Monday 30 April 2018

There are times to be intolerant

Each year, we pay hundreds of millions of pounds in taxes to try to ensure that we get a swift and professional response to our emergencies.
If it’s a road accident or a heart attack, we want that ambulance or para-medic to arrive as quickly as possible, to take control, to save lives or give treatment to ensure we have the best chance of survival or return to full health.
If our home or place of work is on fire, or dangerous chemicals are spilt, we want that fire-engine to get to us before we’ve even ended our 999 call, to get the fire put out or to smother or neutralise the chemicals so that we are not endangered by toxic fumes.

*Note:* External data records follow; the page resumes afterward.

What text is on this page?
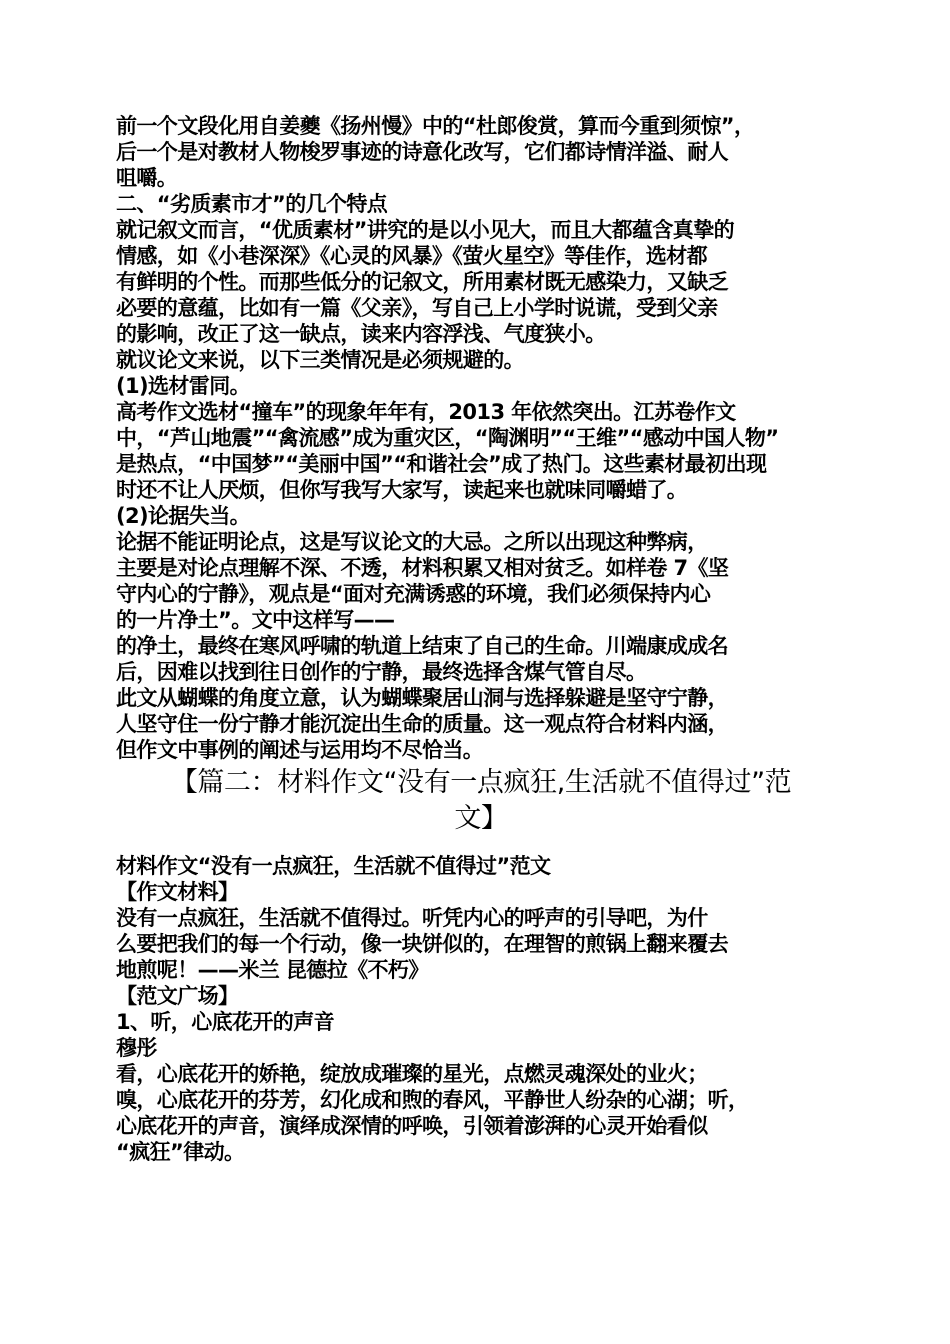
前一个文段化用自姜夔《扬州慢》中的“杜郎俊赏，算而今重到须惊”，
后一个是对教材人物梭罗事迹的诗意化改写，它们都诗情洋溢、耐人
咀嚼。
二、“劣质素市才”的几个特点
就记叙文而言，“优质素材”讲究的是以小见大，而且大都蕴含真挚的
情感，如《小巷深深》《心灵的风暴》《萤火星空》等佳作，选材都
有鲜明的个性。而那些低分的记叙文，所用素材既无感染力，又缺乏
必要的意蕴，比如有一篇《父亲》，写自己上小学时说谎，受到父亲
的影响，改正了这一缺点，读来内容浮浅、气度狭小。
就议论文来说，以下三类情况是必须规避的。
(1)选材雷同。
高考作文选材“撞车”的现象年年有，2013 年依然突出。江苏卷作文
中，“芦山地震”“禽流感”成为重灾区，“陶渊明”“王维”“感动中国人物”
是热点，“中国梦”“美丽中国”“和谐社会”成了热门。这些素材最初出现
时还不让人厌烦，但你写我写大家写，读起来也就味同嚼蜡了。
(2)论据失当。
论据不能证明论点，这是写议论文的大忌。之所以出现这种弊病，
主要是对论点理解不深、不透，材料积累又相对贫乏。如样卷 7《坚
守内心的宁静》，观点是“面对充满诱惑的环境，我们必须保持内心
的一片净土”。文中这样写——
的净土，最终在寒风呼啸的轨道上结束了自己的生命。川端康成成名
后，因难以找到往日创作的宁静，最终选择含煤气管自尽。
此文从蝴蝶的角度立意，认为蝴蝶聚居山洞与选择躲避是坚守宁静，
人坚守住一份宁静才能沉淀出生命的质量。这一观点符合材料内涵，
但作文中事例的阐述与运用均不尽恰当。
【篇二：材料作文“没有一点疯狂,生活就不值得过”范
文】
材料作文“没有一点疯狂，生活就不值得过”范文
【作文材料】
没有一点疯狂，生活就不值得过。听凭内心的呼声的引导吧，为什
么要把我们的每一个行动，像一块饼似的，在理智的煎锅上翻来覆去
地煎呢！——米兰 昆德拉《不朽》
【范文广场】
1、听，心底花开的声音
穆彤
看，心底花开的娇艳，绽放成璀璨的星光，点燃灵魂深处的业火；
嗅，心底花开的芬芳，幻化成和煦的春风，平静世人纷杂的心湖；听，
心底花开的声音，演绎成深情的呼唤，引领着澎湃的心灵开始看似
“疯狂”律动。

When someone is breaking in to our home, or a fight breaks out in the street, or another vehicle smashes in to our car and then drives off at speed, or a child or grandchild goes missing, we want the police to get to us soonest to catch the perpetrators, end the violence or find and return the child safely.
Those police officers, fire fighters and para-medics are acting on our behalf. We want and need them to respond so much better than we could manage to save lives and property and to give security.
That’s why we should be absolutely intolerant of, and take tough action against, those who assault emergency workers in the course of their duties.
There are flaws in the way in which statistics about these assaults are collected, so the numbers must be treated with some caution.
However, it is believed that there were more than 23,000 assaults on police officers last year. That is 450 a week; the equivalent of an officer being assaulted every 22 minutes. The Police Federation says the true figure is closer to 6,000 assaults every day, with most not being reported and prosecuted. And, there were more than 70,000 recorded assaults on NHS staff and more than 500 attacks on firefighters in England in 2016. Worryingly, the numbers are increasing.
That’s why I’m backing a Private Member’s Bill currently being promoted in Parliament by my colleague Labour MP Chris Bryant. This would create a new offence of ‘assaulting an emergency worker.’ This proposed new law has support from the Royal College of Nursing, Unison, the Fire Bridges Union, the Police Federation, Alcohol Concern, the British Transport Police and the GMB union.
I’m also supporting amendments that are being tabled to the Bill as it goes through the Parliamentary process. One amendment would ensure that sexual assault against an emergency worker becomes an aggravated offence – of particular importance as, locally, we have had reports in the last few days of a known offender sexually attacking police officers who had gone to arrest him. Another amendment will clarify that the disgraceful (and potentially health-threatening) act of spitting at an emergency worker is a common assault.
If we claim to be a civilised society, we need to be absolutely clear that we simply won’t tolerate assaults on those who we have asked to put themselves in danger to save lives.